I'm not sure of my exact time, but according to my watch, I came in about 56:30. I'll have to look up my official time once it's posted on the race site. That's about 13.5 minute miles, which I am not happy about, but I am not going to let it get to me too much. The point was to do it, and to finish, and I did both. As I walked back out of the stadium, on the other side of the tunnel through which I had just run, I saw the last lagging fire department explorer huffing it in.

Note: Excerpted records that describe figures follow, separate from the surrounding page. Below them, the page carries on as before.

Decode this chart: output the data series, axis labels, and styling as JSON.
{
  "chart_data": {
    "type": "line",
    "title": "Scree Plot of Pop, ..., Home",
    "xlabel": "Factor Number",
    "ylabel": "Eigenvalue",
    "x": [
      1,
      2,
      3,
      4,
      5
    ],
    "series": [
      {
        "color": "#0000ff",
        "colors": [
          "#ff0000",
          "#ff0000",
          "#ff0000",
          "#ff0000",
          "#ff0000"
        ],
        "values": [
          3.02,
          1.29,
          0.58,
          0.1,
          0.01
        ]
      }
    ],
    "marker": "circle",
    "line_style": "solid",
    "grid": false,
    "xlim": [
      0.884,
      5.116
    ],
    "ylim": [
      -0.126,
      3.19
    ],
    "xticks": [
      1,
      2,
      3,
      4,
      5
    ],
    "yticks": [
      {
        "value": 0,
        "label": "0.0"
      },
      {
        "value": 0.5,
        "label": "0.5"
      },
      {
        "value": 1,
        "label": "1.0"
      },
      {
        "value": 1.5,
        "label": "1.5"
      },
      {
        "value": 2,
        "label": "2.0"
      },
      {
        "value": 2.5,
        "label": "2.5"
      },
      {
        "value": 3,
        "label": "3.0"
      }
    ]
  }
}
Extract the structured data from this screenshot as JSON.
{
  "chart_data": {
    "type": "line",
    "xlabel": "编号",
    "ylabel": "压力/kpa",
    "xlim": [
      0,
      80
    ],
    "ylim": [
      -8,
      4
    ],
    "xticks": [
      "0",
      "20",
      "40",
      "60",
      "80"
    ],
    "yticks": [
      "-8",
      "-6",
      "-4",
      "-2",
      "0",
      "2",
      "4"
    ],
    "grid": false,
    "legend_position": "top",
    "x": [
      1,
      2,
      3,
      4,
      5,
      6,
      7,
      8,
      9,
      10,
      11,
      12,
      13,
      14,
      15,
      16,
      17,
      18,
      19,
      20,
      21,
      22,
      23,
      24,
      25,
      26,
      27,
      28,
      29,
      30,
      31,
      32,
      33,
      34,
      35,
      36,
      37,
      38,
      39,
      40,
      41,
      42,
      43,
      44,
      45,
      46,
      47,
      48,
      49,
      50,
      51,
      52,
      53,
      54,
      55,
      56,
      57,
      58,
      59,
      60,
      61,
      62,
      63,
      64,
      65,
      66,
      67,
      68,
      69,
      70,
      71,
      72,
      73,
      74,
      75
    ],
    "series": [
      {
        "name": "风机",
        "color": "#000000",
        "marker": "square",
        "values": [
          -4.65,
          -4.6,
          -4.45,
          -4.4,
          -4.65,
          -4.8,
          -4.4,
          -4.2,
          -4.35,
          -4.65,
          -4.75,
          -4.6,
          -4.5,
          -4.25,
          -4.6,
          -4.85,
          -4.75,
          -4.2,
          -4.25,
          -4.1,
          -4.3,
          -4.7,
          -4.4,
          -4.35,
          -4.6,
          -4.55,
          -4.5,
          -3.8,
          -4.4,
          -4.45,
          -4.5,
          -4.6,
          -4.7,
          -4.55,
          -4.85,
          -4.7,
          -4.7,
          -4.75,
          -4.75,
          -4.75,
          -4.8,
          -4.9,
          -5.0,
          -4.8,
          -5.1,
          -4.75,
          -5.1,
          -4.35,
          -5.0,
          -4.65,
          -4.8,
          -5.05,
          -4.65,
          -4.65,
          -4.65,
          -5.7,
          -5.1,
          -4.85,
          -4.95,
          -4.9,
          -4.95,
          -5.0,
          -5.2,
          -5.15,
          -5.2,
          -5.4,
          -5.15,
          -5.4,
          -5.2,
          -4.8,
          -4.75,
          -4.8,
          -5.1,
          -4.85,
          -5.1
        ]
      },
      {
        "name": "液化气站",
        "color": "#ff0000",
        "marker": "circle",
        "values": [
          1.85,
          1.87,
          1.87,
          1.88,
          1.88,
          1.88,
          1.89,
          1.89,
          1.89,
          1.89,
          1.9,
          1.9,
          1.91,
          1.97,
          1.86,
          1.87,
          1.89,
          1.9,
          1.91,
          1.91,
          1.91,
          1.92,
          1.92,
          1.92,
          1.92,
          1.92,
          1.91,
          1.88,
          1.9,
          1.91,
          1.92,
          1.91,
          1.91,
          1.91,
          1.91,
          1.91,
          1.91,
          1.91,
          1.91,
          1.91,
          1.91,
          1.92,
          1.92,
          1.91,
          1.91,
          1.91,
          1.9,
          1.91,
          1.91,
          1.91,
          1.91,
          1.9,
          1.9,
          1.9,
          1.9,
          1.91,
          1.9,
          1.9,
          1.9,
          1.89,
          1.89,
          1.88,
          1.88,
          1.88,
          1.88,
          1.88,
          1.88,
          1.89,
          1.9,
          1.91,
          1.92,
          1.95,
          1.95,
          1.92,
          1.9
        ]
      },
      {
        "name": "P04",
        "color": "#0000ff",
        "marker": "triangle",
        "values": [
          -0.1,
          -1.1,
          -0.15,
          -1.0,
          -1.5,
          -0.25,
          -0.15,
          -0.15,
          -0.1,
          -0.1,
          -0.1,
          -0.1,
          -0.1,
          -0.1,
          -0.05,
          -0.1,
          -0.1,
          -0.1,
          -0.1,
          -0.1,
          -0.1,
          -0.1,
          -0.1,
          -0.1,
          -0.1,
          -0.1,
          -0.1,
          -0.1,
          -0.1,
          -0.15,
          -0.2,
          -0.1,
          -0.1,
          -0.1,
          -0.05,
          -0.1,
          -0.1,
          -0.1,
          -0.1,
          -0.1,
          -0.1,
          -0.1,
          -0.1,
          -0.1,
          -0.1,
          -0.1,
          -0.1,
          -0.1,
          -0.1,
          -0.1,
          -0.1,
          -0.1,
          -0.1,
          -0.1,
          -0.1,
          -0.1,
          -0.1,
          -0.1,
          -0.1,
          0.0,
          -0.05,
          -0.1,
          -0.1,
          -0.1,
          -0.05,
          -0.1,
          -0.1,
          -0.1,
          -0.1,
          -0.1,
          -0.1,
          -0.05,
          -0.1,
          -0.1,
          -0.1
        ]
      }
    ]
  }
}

I found my parents and the kids, and Connor gave me a huge hug. It felt good. I liked it. I want to do it again. Next week, in fact, when I do this.


Crocheted Pansies

It's my mom's 60th birthday today. This was in her goody bag. I found the pattern here. It took me about two weeks, but would have been faster if it weren't for my class and the needy, needy infant.


I'm Alive

I began the eighth week of the C25K program today. 28 minutes of non-stop running. Yeah, I'm a bad-ass. I'm not entirely fast, though, although I have been assured that speed will increase as my mileage does.

Eating has, well, sucked for the most part since last we met. I need to lay off hte little voice in my head that is making it difficult for me. I haven't really lost any more weight, but hey, I'm running 2.5 miles now. That's pretty good. In honor of a stressful night which involved Erix working, the baby NOT sleeping, and me being generally stressed out, I ate a Burger King meal today -- and I got it large. I ate the whole thing. No, I'm not feeling good right now.

Mia is thisclose to crawling. She is fearless. Connor is not a risk-taker, and I've always taken for granted that I don't have to worry about him. Mia, on the other hand, will cause me worry, and, likely, grey hair.